Since its very beginning, the Society of Jesus has recognized the importance of recordkeeping and has long maintained archives to chronicle their history and assist in governance. The new Jesuit Archives & Research Center (JARC), which opened in St. Louis on April 25, 2018, will serve as a central repository for hundreds of thousands of documents, letters, photographs and objects, which combine to tell the story of the Society of Jesus in the United States.
The new archive brings together in one place the collections of Jesuit provinces from around the country. This building is an exciting and bold initiative to create a new central repository for the collective knowledge, shared wisdom and unique beauty of the archival materials that tell not only a Jesuit story, but also the story of Catholic life in America. The history of faith and the stories of individuals and communities who demonstrated their belief in the cross of Jesus, is a living legacy told through the collection.
The Jesuit Archives and Research Center is a visionary opportunity to preserve the history of the Jesuits in the United States. Jesuit leaders and donors from around the nation have made an enduring and faithful commitment to this project.
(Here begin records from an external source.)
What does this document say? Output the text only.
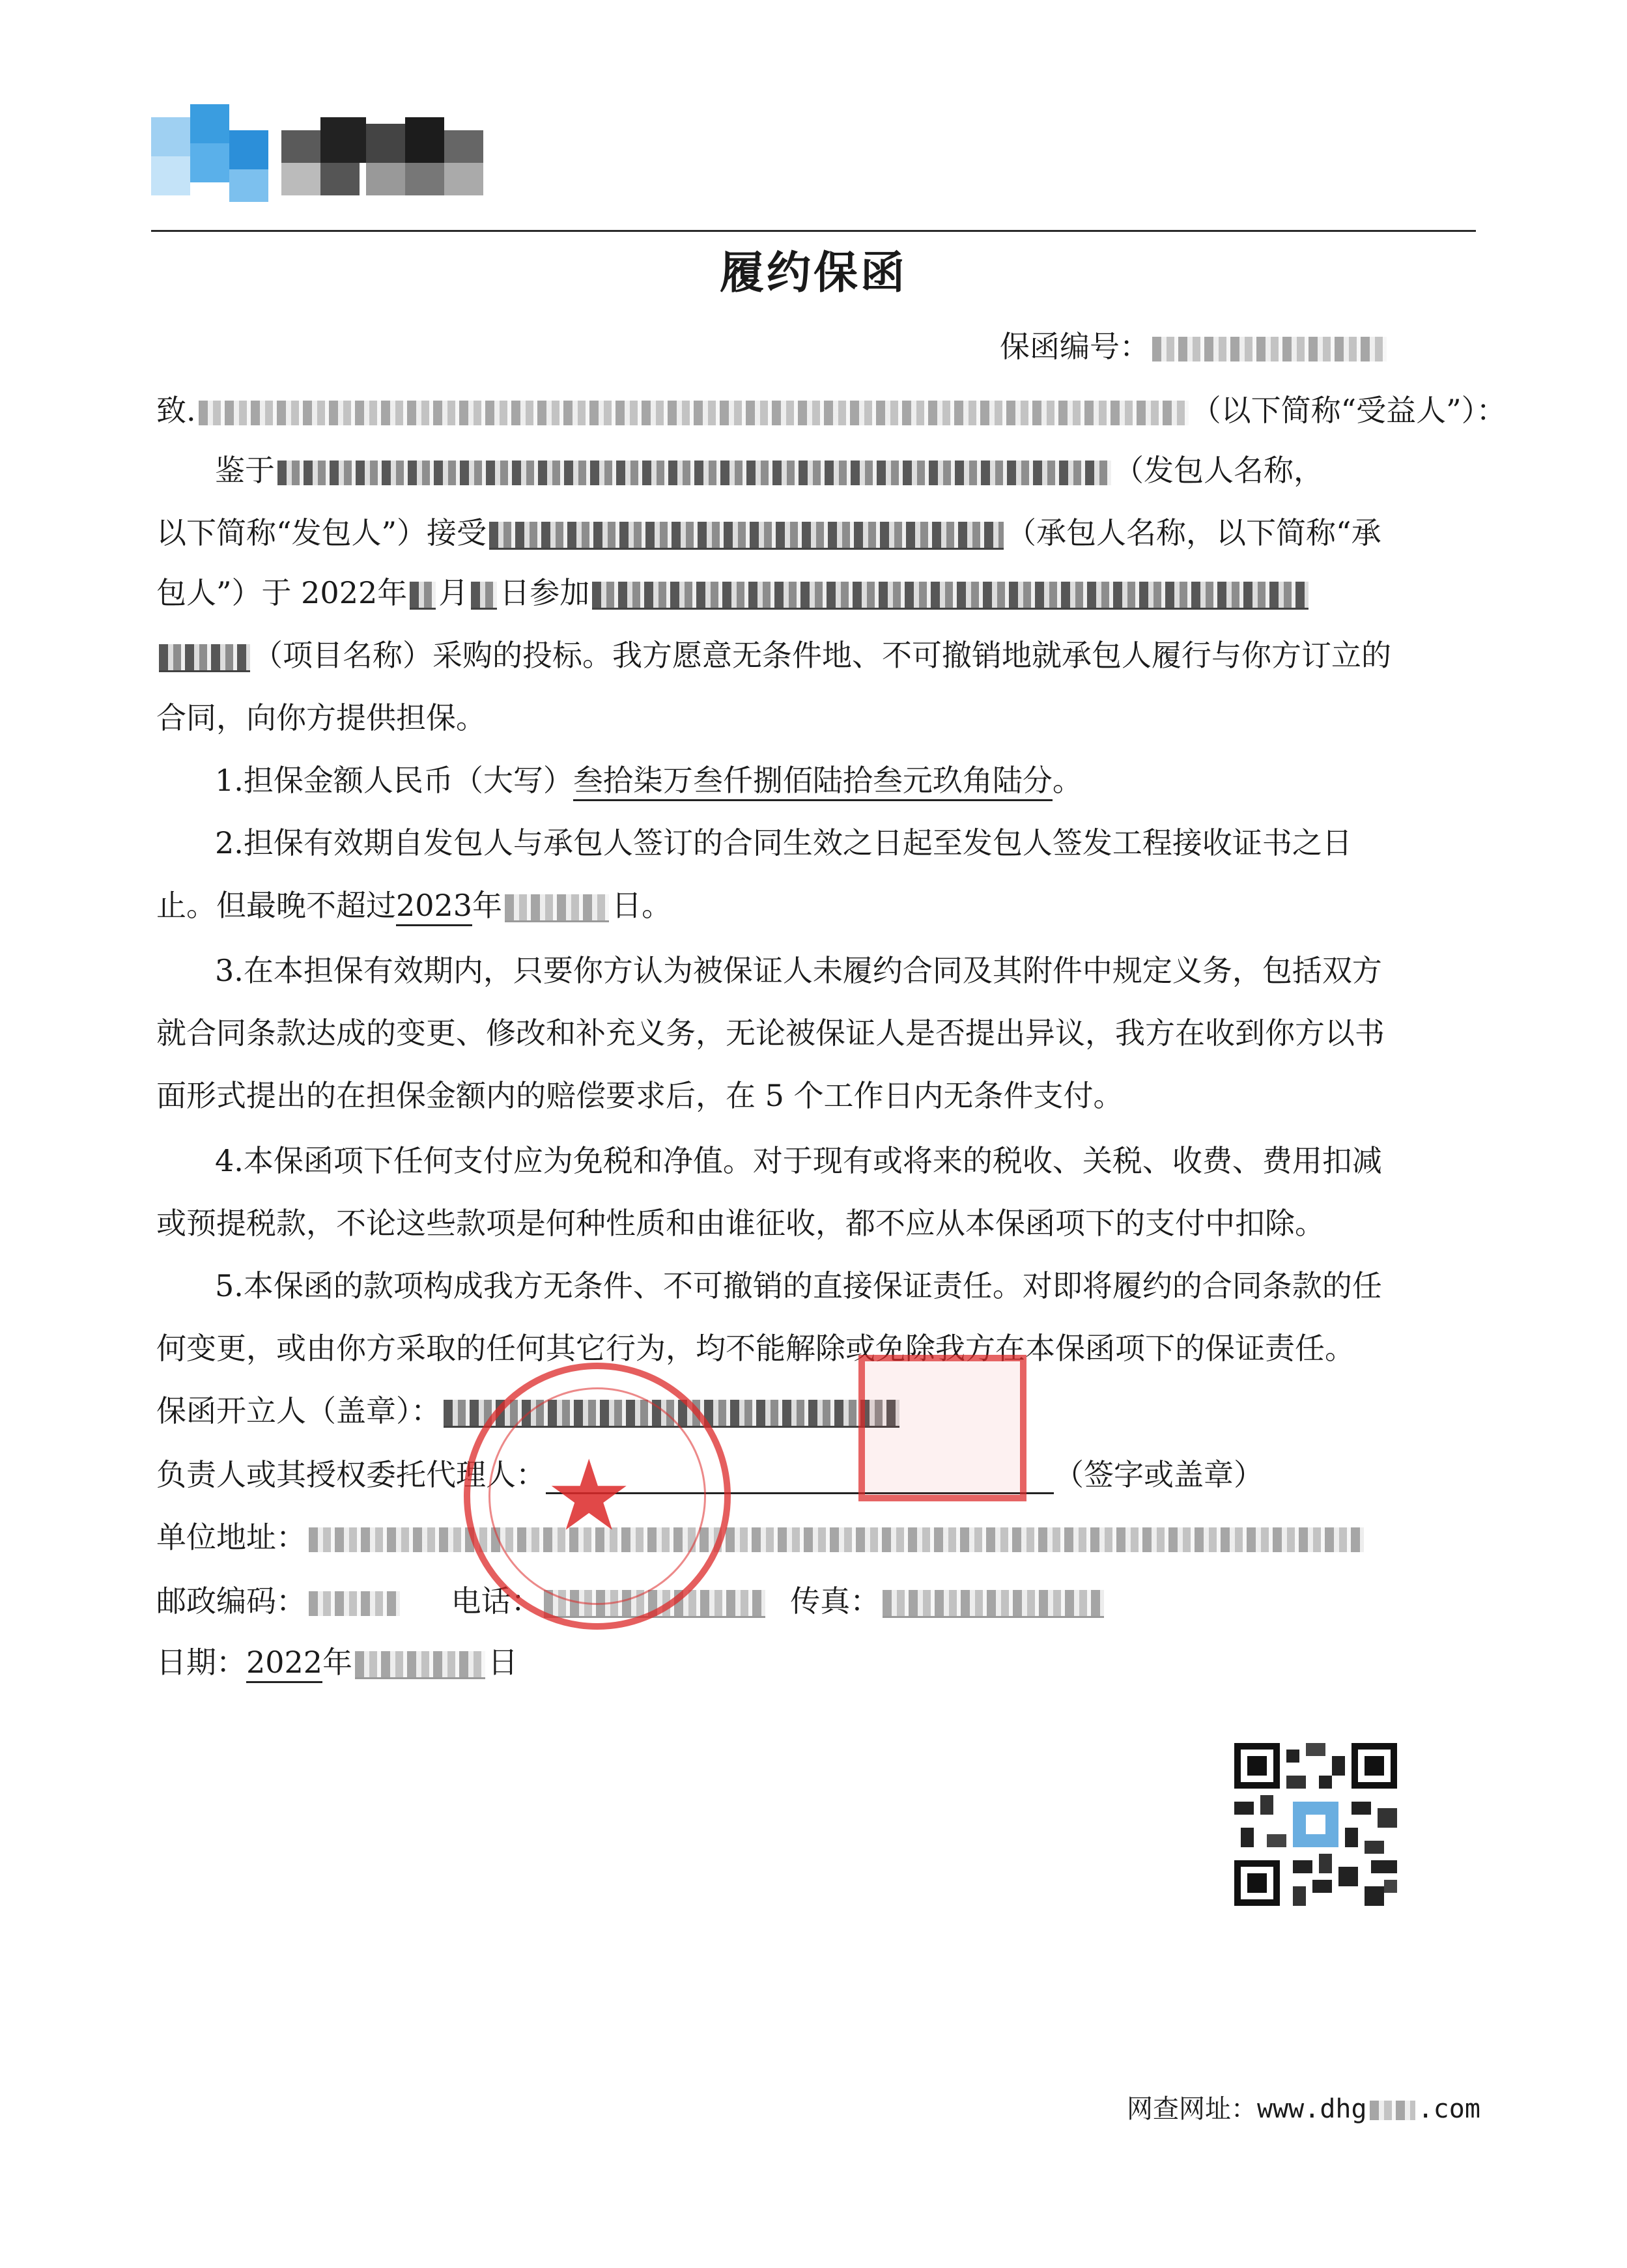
履约保函
保函编号：
致.	（以下简称“受益人”）：
鉴于	（发包人名称，
以下简称“发包人”）接受	（承包人名称，以下简称“承
包人”）于 2022年 月 日参加
（项目名称）采购的投标。我方愿意无条件地、不可撤销地就承包人履行与你方订立的
合同，向你方提供担保。
1.担保金额人民币（大写）叁拾柒万叁仟捌佰陆拾叁元玖角陆分。
2.担保有效期自发包人与承包人签订的合同生效之日起至发包人签发工程接收证书之日
止。但最晚不超过2023年	日。
3.在本担保有效期内，只要你方认为被保证人未履约合同及其附件中规定义务，包括双方
就合同条款达成的变更、修改和补充义务，无论被保证人是否提出异议，我方在收到你方以书
面形式提出的在担保金额内的赔偿要求后，在 5 个工作日内无条件支付。
4.本保函项下任何支付应为免税和净值。对于现有或将来的税收、关税、收费、费用扣减
或预提税款，不论这些款项是何种性质和由谁征收，都不应从本保函项下的支付中扣除。
5.本保函的款项构成我方无条件、不可撤销的直接保证责任。对即将履约的合同条款的任
何变更，或由你方采取的任何其它行为，均不能解除或免除我方在本保函项下的保证责任。
保函开立人（盖章）：
负责人或其授权委托代理人：	（签字或盖章）
单位地址：
邮政编码：	电话：	传真：
日期：2022年	日
★
网查网址：www.dhg .com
A capital campaign is going on now to fund the construction of the Jesuit Archives & Research Center (JARC). We invite all friends of the Jesuits to consider supporting this important project. From the days of St. Ignatius begging in the streets of Paris, Jesuits have always relied on the generosity of the people who support our mission.
Our donors make possible our important works of education, scholarship, prayer, sacrament and service.
Your help will allow the Society of Jesus to preserve, catalogue and share its historical resources with patrons from around the world.
To learn more about the Jesuit Archives & Research Center, email UCSAdvancement@Jesuits.org or call 800-325-9924.
The new archive is so much more than a storage vault. It will be a research center, a meeting space and an educational facility with exhibition areas for the public. The facility will play an essential role in encouraging ongoing scholarship and education about history and will help meet the challenge of housing and administering the vast collection.